Dying without an estate plan drains an estate of huge sums of money that could go to heirs. Plus, the settling of an estate through probate is long and drawn out. Fortunately, you can enjoy substantial savings and shorten that time by having a revocable living trust-centered estate plan.
I was fairly surprised to hear that Aretha Franklin, Queen of Soul, died without a trust or even a will – she died intestate. She was 76 years old at the time of her death and her net worth is estimated in the high $10s of millions. If Ms. Franklin had prepared an estate plan, her heirs would be inheriting substantially more money. Why? Because her estate plan would have allowed her estate to save a huge sum of money on probate costs and on federal taxes.
When a Californian passes away without a Will or an Estate Plan, the deceased person's estate, will potentially have to be probated. There are a few short-cut methods for married people with only community property and for others with low value assets. However, the general rule is that an estate with a value over $150,000 in assets will have to be probated (note, the value of any liens is not taken into account and does not reduce the value of the asset for this purpose).
A lack of planning costs the estate plenty.

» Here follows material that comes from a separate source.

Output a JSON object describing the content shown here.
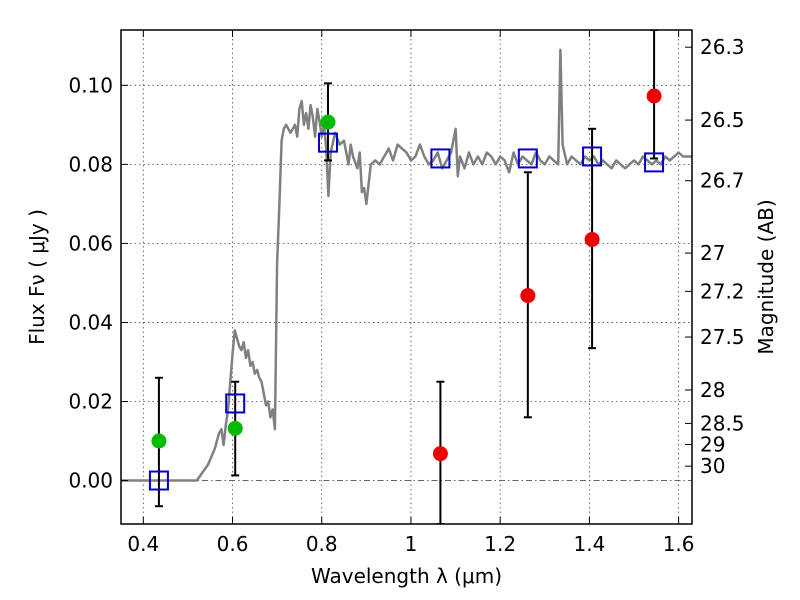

As I have written about before, probate fees for the personal representative and the attorney are sizable in California. In addition, there are other costs such as filing fees, probate referee fees, sales commissions to real estate agents, and publication fees, to name a few. Just avoiding the cost of probate is more than worth the time and expense of an estate plan.
Probate cases also take a considerable amount of time. Uncomplicated estates without litigation will still take many months to work its way through the courts but if heirs begin fighting amongst themselves or sue the personal representative, the end of probate will be stretched out further. It is only at the end, after the judge approves distribution, can the heirs get their share of the estate. Litigating reduces everyone's inheritance.
If the deceased person is very wealthy, then her heir's inheritance will be reduced considerably by taxes. Fortunately, for someone who dies in 2018 and owns less than $11,180,000 in assets, their estate is not going to be required to pay federal estate taxes. For the few people who do have more than $11,180,000 in assets, their estate will be heavily taxed if they have not taken care to make an estate plan. Ms. Franklin's heirs are going to see Uncle Sam take his 40% cut on the value of all assets in excess of $11,180,000. Ouch.
Planning Benefits Your Legacy
Alas, you do not have to be a millionaire to find additional benefits for estate planning in comparison to intestacy. Your estate plan will provide clear instructions for many things, from the care of your minor children to your choices of health care during any time when you cannot speak for yourself. You can protect your children from a prior marriage from getting disinherited altogether. You can make sure that your grandchildren are not disinherited. You can ensure that your loved ones do not have a hard time taking over finances if you no longer have the capacity to do so.
A Revocable Living Trust is the heart of the estate plan, not only will it prevent your estate from having to be probated, it will protect you and your loved ones better than anything else out there.